The Pnyx: On AI and Politics

Joshua Scheutz
Staff Writer

A recent poll indicated that about one in four Europeans would prefer artificial intelligence to make political decisions, as opposed to politicians. In some European countries, the percentage came close to half.

This is an interesting development. I think that if Americans were asked this question, they might respond at about the same rate. Younger people, being more comfortable with technology and more disdainful of the political system, would likely be more enthusiastic in their support. 

It’s easy to understand why this is the case. Politicians in the West have largely lost the trust of their constituents, not without good cause. In addition, people ascribe almost supernatural qualities to technology and lionize tech companies, with some exceptions. 

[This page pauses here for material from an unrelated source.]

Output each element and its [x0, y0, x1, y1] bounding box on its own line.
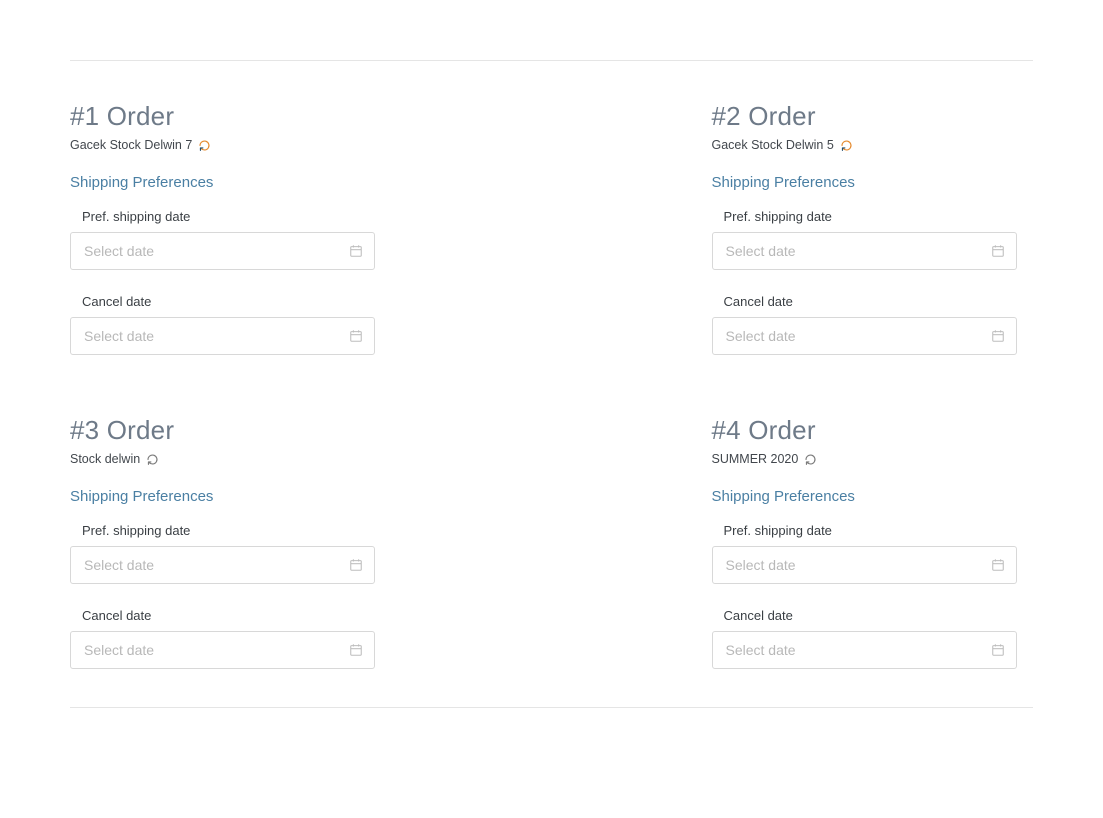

So can politics be automated? If only it were that simple. Artificial intelligence can be helpful in politics, as it is or has the potential to be in almost any field, but its primary use should be as a tool, at least for now. The technology to automate an entire political system simply does not exist as of yet, and will likely not exist for a long time into the future.

Moreover, even if we get artificial intelligence to match human intellect, there is no surefire way to protect it from human biases, especially if the data that the program is working with already has biases. 

That doesn’t mean that AI has no place in politics. It just means that automating the political system is as of yet an unfeasible and dangerous proposition. 

Looks like Washington can breathe easy. Their jobs won’t be at risk of automation, at least for now.